The fourth quarter is shaping up to be one of the most painful in recent memory for the oil and gas industry. BP is the latest to post some pretty ugly financials for 2015, reporting a 91 percent decline in fourth quarter earnings as oil prices sunk to their lowest levels in more than a decade.
BP released its fourth quarter and full-year earnings on February 2, reporting a $6.5 billion loss for 2015, the worst result in decades. The British oil giant also said that it would slash another 3,000 people from its payroll by the end of 2017 from its refining unit, which comes on top of the 4,000 job cuts the company announced in January for its exploration and production division. BP’s share price plunged by more than 9.5 percent in the hours after it revealed its dismal figures.
The numbers were much worse for BP than analysts had anticipated. Expectations were for a 60 percent decline in fourth quarter earnings, while earnings actually slid by more than 90 percent. BP said that it would keep capex between $17 and $19 billion per year for the next two years, with spending coming in on the lower side of that range for 2016. Related: Oil Slides As Oil Majors Report Poor Results
BP’s underlying cash flow of $20 billion does not cover the $19 billion in spending plus the $6.7 billion in dividend payouts. For now, BP is content taking on debt to cover the difference. BP’s “gearing” level, a measure of financial leverage, topped 21 percent, an increase from 16.7 percent in 2014. BP’s CEO Bob Dudley recently said that a gearing level rising to 25 percent would not make him “nervous.” Net debt jumped last year to $27.2 billion, up from $22.6 billion in 2014.
Higher debt raises concerns about the company’s creditworthiness, however. S&P put BP on watch for a possible credit downgrade. The ratings agency downgraded Shell by one notch, and also gave a negative outlook for BP, Eni, Total, Repsol, and Statoil. "We now believe many major oil and gas companies’ current and prospective core debt coverage metrics are likely to remain below our rating guidelines for two or three years as the industry adjusts to lower prices," S&P concluded in its latest report.
Another interesting tidbit from BP’s latest figures, which doesn’t augur well for the company in the near-term, was the fact that the oil giant’s downstream unit was no longer making up for the losses from the exploration side. Since the oil price downturn began a year and a half ago, the large integrated oil companies were buoyed by large refining margins that stemmed from higher demand for cheaper fuels, allowing the companies to better weather the crash in oil prices. BP’s 2015 refining earnings of $7.5 billion was double that of 2014 levels. Related: Managing Risk Through A Downturn
But that advantage is no longer as strong as it once was. BP’s refining earnings in the fourth quarter of $1.2 billion were largely in line with 2014 figures, but down 48 percent from the third quarter. That is largely due to the fact that refining margins in the U.S. have shrunk by half over the past year, and margins could be even lower in the first quarter of 2016 compared to the end of last year.

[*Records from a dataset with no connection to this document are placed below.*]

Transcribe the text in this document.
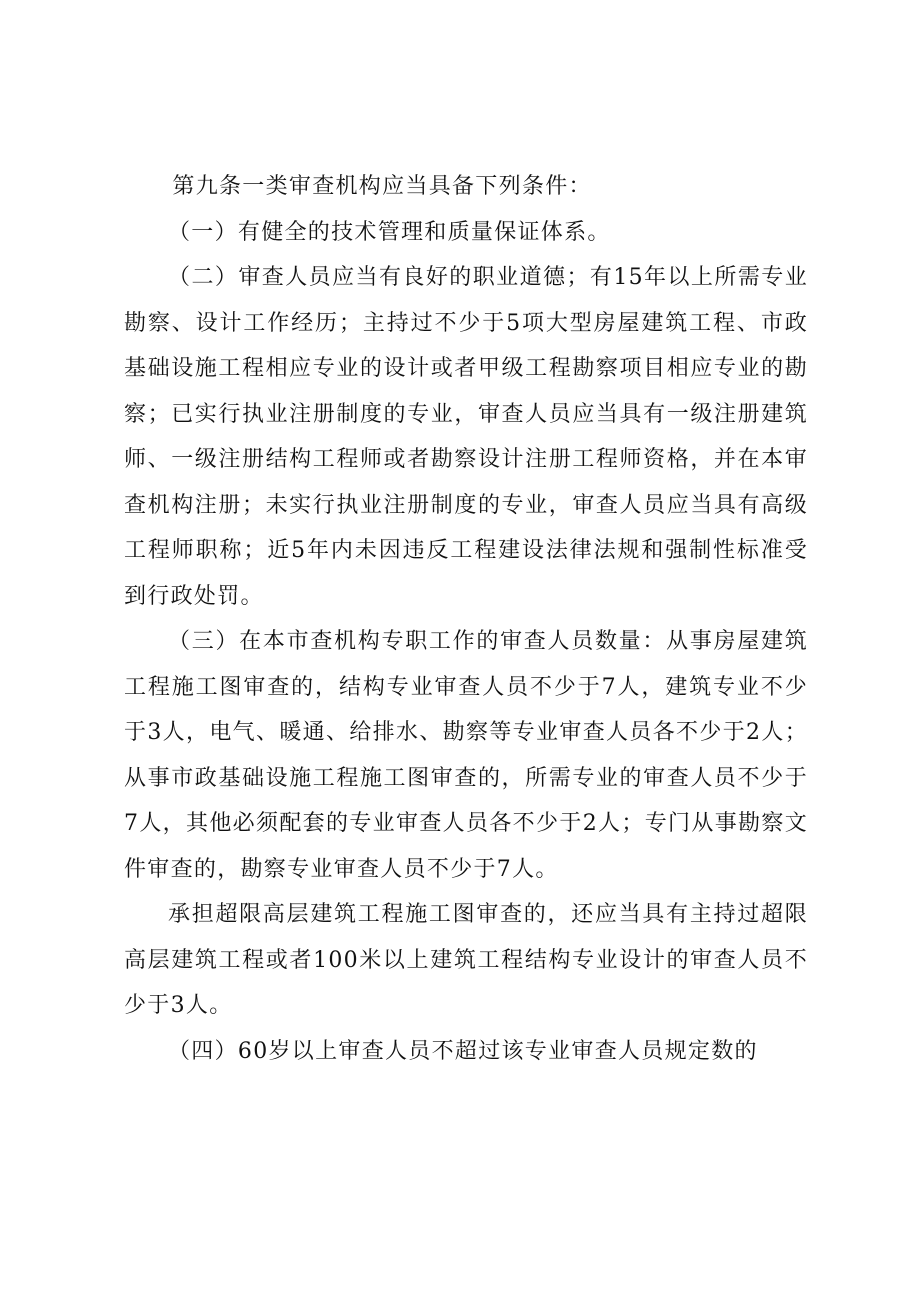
第九条一类审查机构应当具备下列条件：

（一）有健全的技术管理和质量保证体系。

（二）审查人员应当有良好的职业道德；有15年以上所需专业勘察、设计工作经历；主持过不少于5项大型房屋建筑工程、市政基础设施工程相应专业的设计或者甲级工程勘察项目相应专业的勘察；已实行执业注册制度的专业，审查人员应当具有一级注册建筑师、一级注册结构工程师或者勘察设计注册工程师资格，并在本审查机构注册；未实行执业注册制度的专业，审查人员应当具有高级工程师职称；近5年内未因违反工程建设法律法规和强制性标准受到行政处罚。

（三）在本市查机构专职工作的审查人员数量：从事房屋建筑工程施工图审查的，结构专业审查人员不少于7人，建筑专业不少于3人，电气、暖通、给排水、勘察等专业审查人员各不少于2人；从事市政基础设施工程施工图审查的，所需专业的审查人员不少于7人，其他必须配套的专业审查人员各不少于2人；专门从事勘察文件审查的，勘察专业审查人员不少于7人。

承担超限高层建筑工程施工图审查的，还应当具有主持过超限高层建筑工程或者100米以上建筑工程结构专业设计的审查人员不少于3人。

（四）60岁以上审查人员不超过该专业审查人员规定数的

BP’s total market capitalization is now below $100 billion for the first time since the Gulf of Mexico oil spill, a disaster that cost the British oil company more than $50 billion to date.
Maintaining dividend payouts will be a question that continues to loom ever larger over the oil majors. They have long been the darling of investors because of the generous and ironclad payouts to shareholders, with most of the largest companies refusing to ever dial back dividend policies. BP reiterated its policy of maintaining its payout at 10 cents per share. “Unless it looks like it’s going to go down to $20, I think we are in good shape,” Dudley said. That will require the company to continue to sell off assets, reduce capex, and still take on more debt to cover the shortfall in cash flow. Related: Oil Majors Report Bleak Earnings As Glut Persists
But if oil prices remain depressed through this year, the pressure will grow on BP and its peers to look at its dividend. In perhaps a small sign of what might be to come, ExxonMobil, the most powerful and profitable oil supermajor, just cancelled its share buybacks for this quarter, which cost it $500 million in the fourth quarter.
While BP won’t face an existential crisis because of low oil prices, the longer crude prices remain depressed, the more the oil majors will be forced to retrench, shrink, cut spending, and sell off assets.
In the longer-term, dividends will eventually have to be cut, and production will fall off. But those are problems for another day.